In a lab-on-a-chip, the final device’s geometry is based on the specific experiment it is intended for. For example, in the case of DNA molecules’ separation and detection, the microfluidic network has a cross geometry, with different waveguides bringing light to the central channel at specific positions. DNA molecules travel through the microfluidic channels and, when they are excited by the light as they pass in front of the waveguide, a signal is emitted, which is then detected and will translate into the presence, or not, of a disease’s genetic trace.
Optofluidic devices are essential when handling and sorting single cells. An integrated optical sorter and stretcher is an example of a chip fabricated by femtosecond lasers. This chip is based on a microfluidic network with an X geometry where two waveguides cross the central channel and perpendicularly face it on both sides. The infrared laser light is coupled inside the waveguides so when it arrives to the channel there are two perfectly aligned counter propagating beams. Once the cell sample is loaded, and a cell passes through the two beams, it is trapped by optical forces and stops there. At this point, if the power inside the waveguides is increased, the optical forces will deform the cell and this is how we will be able to study its mechanical properties, without physically touching it. Afterwards, depending on the outcome of the stretching, the cell can be pushed with another waveguide to one of the output arms. In this device the cells are manipulated without touching them.
It is amazing to realize that we are using light to fabricate lab-on-chip and for biological testing inside the same lab-on-chip, isn’t it?
1 – R. Gattass and E. Mazur, Femtosecond laser micromachining in transparent materials, Nat. Photon. 2, pp. 219–225, 2008.
2 – X. Fan and M. White, Optofluidic microsystems for chemical and biological analysis, Nature Photonics 5, 591-597 (2011).

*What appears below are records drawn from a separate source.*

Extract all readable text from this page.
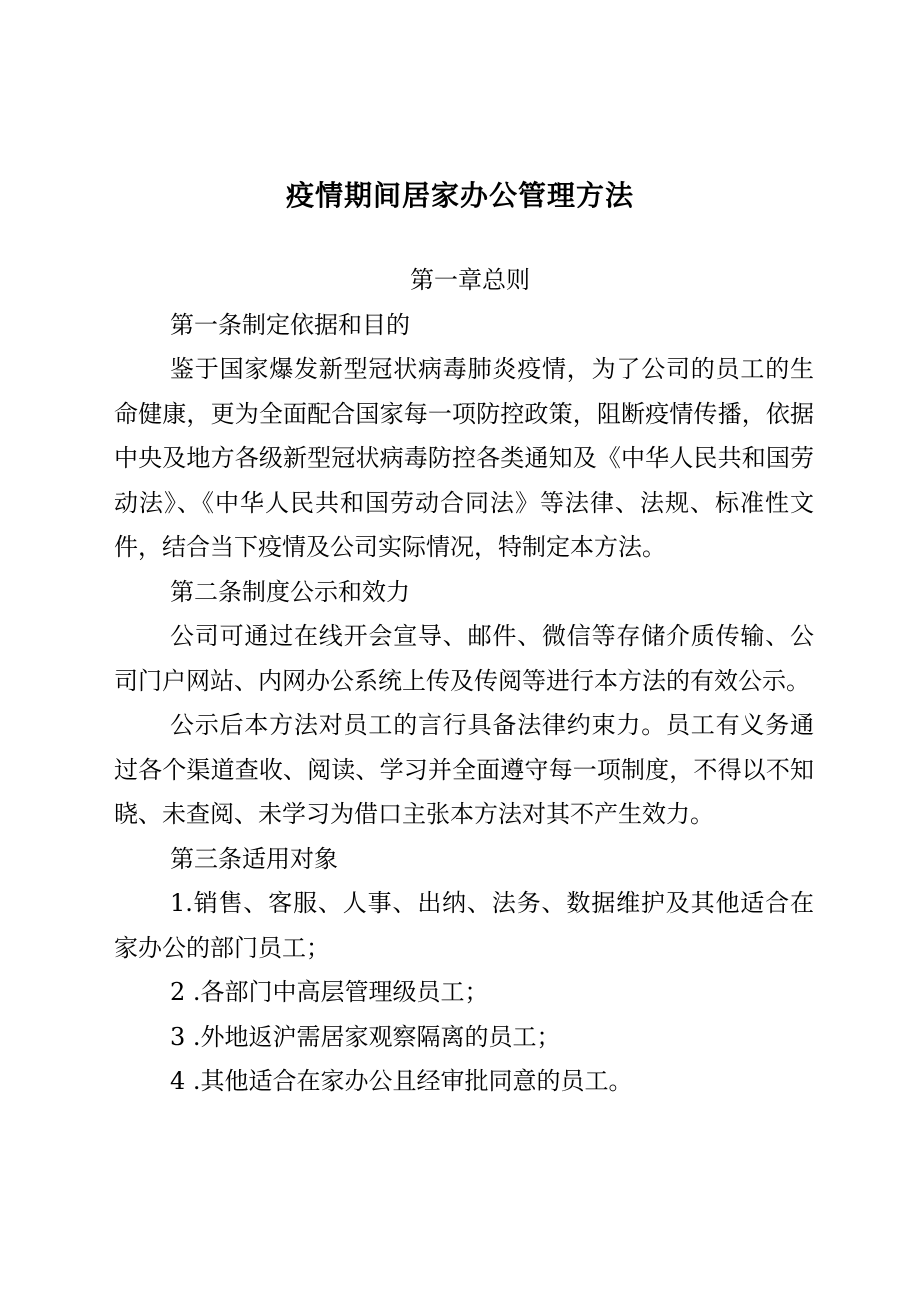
疫情期间居家办公管理方法

第一章总则

第一条制定依据和目的

鉴于国家爆发新型冠状病毒肺炎疫情，为了公司的员工的生命健康，更为全面配合国家每一项防控政策，阻断疫情传播，依据中央及地方各级新型冠状病毒防控各类通知及《中华人民共和国劳动法》、《中华人民共和国劳动合同法》等法律、法规、标准性文件，结合当下疫情及公司实际情况，特制定本方法。

第二条制度公示和效力

公司可通过在线开会宣导、邮件、微信等存储介质传输、公司门户网站、内网办公系统上传及传阅等进行本方法的有效公示。

公示后本方法对员工的言行具备法律约束力。员工有义务通过各个渠道查收、阅读、学习并全面遵守每一项制度，不得以不知晓、未查阅、未学习为借口主张本方法对其不产生效力。

第三条适用对象

1.销售、客服、人事、出纳、法务、数据维护及其他适合在家办公的部门员工；

2 .各部门中高层管理级员工；

3 .外地返沪需居家观察隔离的员工；

4 .其他适合在家办公且经审批同意的员工。
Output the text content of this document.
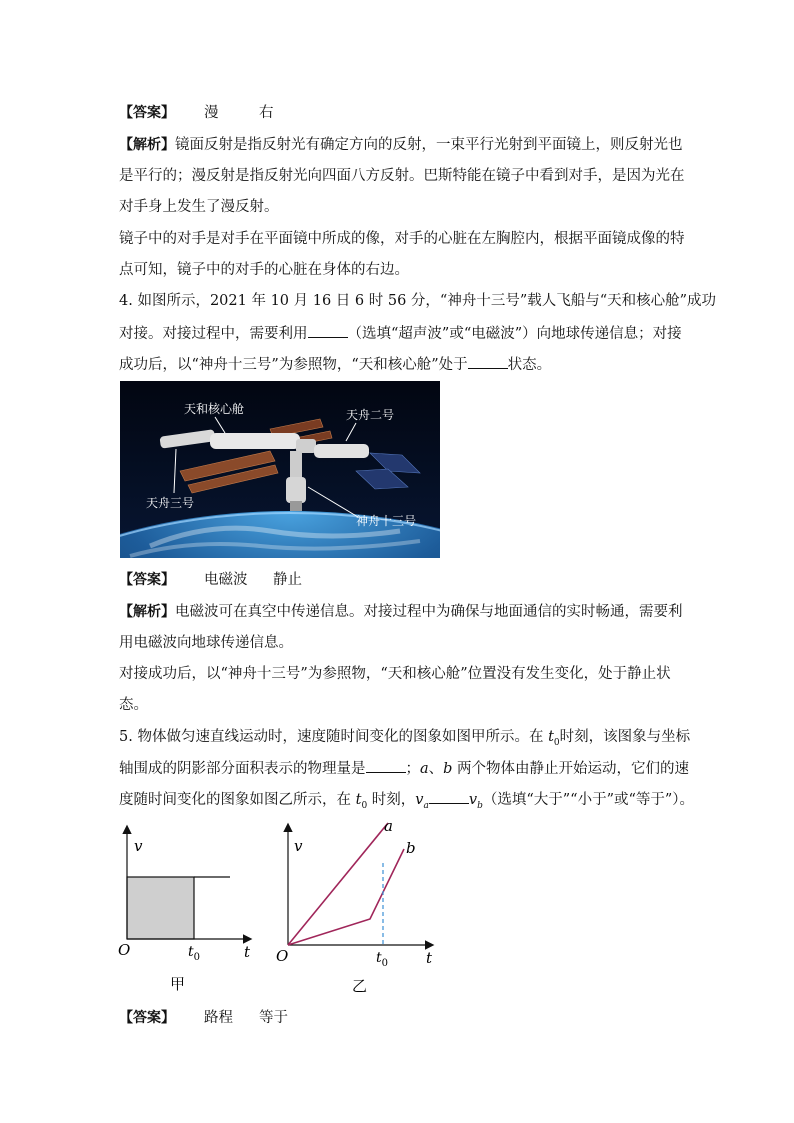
【答案】 漫	右
【解析】镜面反射是指反射光有确定方向的反射，一束平行光射到平面镜上，则反射光也
是平行的；漫反射是指反射光向四面八方反射。巴斯特能在镜子中看到对手，是因为光在
对手身上发生了漫反射。
镜子中的对手是对手在平面镜中所成的像，对手的心脏在左胸腔内，根据平面镜成像的特
点可知，镜子中的对手的心脏在身体的右边。
4. 如图所示，2021 年 10 月 16 日 6 时 56 分，“神舟十三号”载人飞船与“天和核心舱”成功
对接。对接过程中，需要利用	（选填“超声波”或“电磁波”）向地球传递信息；对接
成功后，以“神舟十三号”为参照物，“天和核心舱”处于	状态。
天和核心舱	天舟二号
天舟三号
神舟十三号
【答案】 电磁波 静止
【解析】电磁波可在真空中传递信息。对接过程中为确保与地面通信的实时畅通，需要利
用电磁波向地球传递信息。
对接成功后，以“神舟十三号”为参照物，“天和核心舱”位置没有发生变化，处于静止状
态。
5. 物体做匀速直线运动时，速度随时间变化的图象如图甲所示。在 $t_0$时刻，该图象与坐标
轴围成的阴影部分面积表示的物理量是	；a、b 两个物体由静止开始运动，它们的速
度随时间变化的图象如图乙所示，在 $t_0$ 时刻，$v_a$	$v_b$（选填“大于”“小于”或“等于”）。
v
t
O	$t_0$
甲
v
t
O	$t_0$
a
b
乙
【答案】 路程 等于
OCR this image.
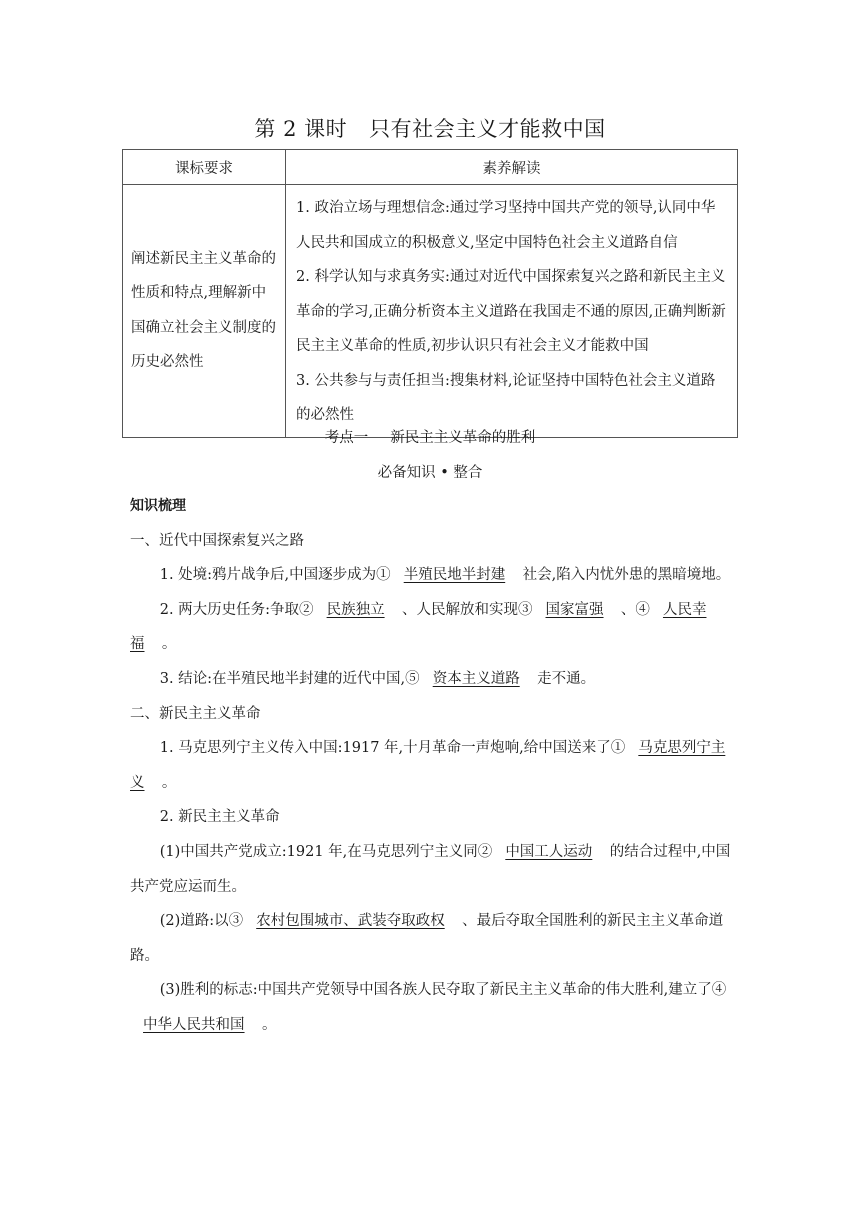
第 2 课时 只有社会主义才能救中国
课标要求	素养解读
阐述新民主主义革命的性质和特点,理解新中国确立社会主义制度的历史必然性	1. 政治立场与理想信念:通过学习坚持中国共产党的领导,认同中华人民共和国成立的积极意义,坚定中国特色社会主义道路自信
2. 科学认知与求真务实:通过对近代中国探索复兴之路和新民主主义革命的学习,正确分析资本主义道路在我国走不通的原因,正确判断新民主主义革命的性质,初步认识只有社会主义才能救中国
3. 公共参与与责任担当:搜集材料,论证坚持中国特色社会主义道路的必然性
考点一 新民主主义革命的胜利
必备知识 • 整合

知识梳理

一、近代中国探索复兴之路

1. 处境:鸦片战争后,中国逐步成为① 半殖民地半封建 社会,陷入内忧外患的黑暗境地。

2. 两大历史任务:争取② 民族独立 、人民解放和实现③ 国家富强 、④ 人民幸福 。

3. 结论:在半殖民地半封建的近代中国,⑤ 资本主义道路 走不通。

二、新民主主义革命

1. 马克思列宁主义传入中国:1917 年,十月革命一声炮响,给中国送来了① 马克思列宁主义 。

2. 新民主主义革命

(1)中国共产党成立:1921 年,在马克思列宁主义同② 中国工人运动 的结合过程中,中国共产党应运而生。

(2)道路:以③ 农村包围城市、武装夺取政权 、最后夺取全国胜利的新民主主义革命道路。

(3)胜利的标志:中国共产党领导中国各族人民夺取了新民主主义革命的伟大胜利,建立了④中华人民共和国 。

3 – R. Martínez Vázquez, R. Osellame, M. Cretich, M. Chiari, C. Dongre, H. Hoekstra, M. Pollnau, H. van der Vlekkert, R. Ramponi, and G. Cerullo, Optical sensing in microfluidic lab-on-a-chip by femtosecond-laser-written waveguides, Anal.Bioanal. Chem. 393, pp. 1209–1216, 2009.
4 – T. Yang, P. Paiè, G. Nava, F. Bragheri, R. Martinez Vazquez, P. Minzioni, M. Veglione, M. Di Tano, C. Mondello, R. Osellame and I. Cristiani, An integrated optofluidic device for single-cell sorting driven by mechanical properties, Lab on Chip 15, 1262-1266 (2015).
Rebeca Martínez Vázquez obtained her Ph.D. in Physics in 2005 at UAM, Madrid, Spain. Since 2010 she is a staff researcher at Istituto di Fotonica e Nanotecnologie (IFN-CNR) in Milan, Italy. She started her research in femtosecond laser micromachining in 2005 applied to integrated optics. Since 2007 most of her research activity is focused in the fabrication of plastic and glass optofluidic devices.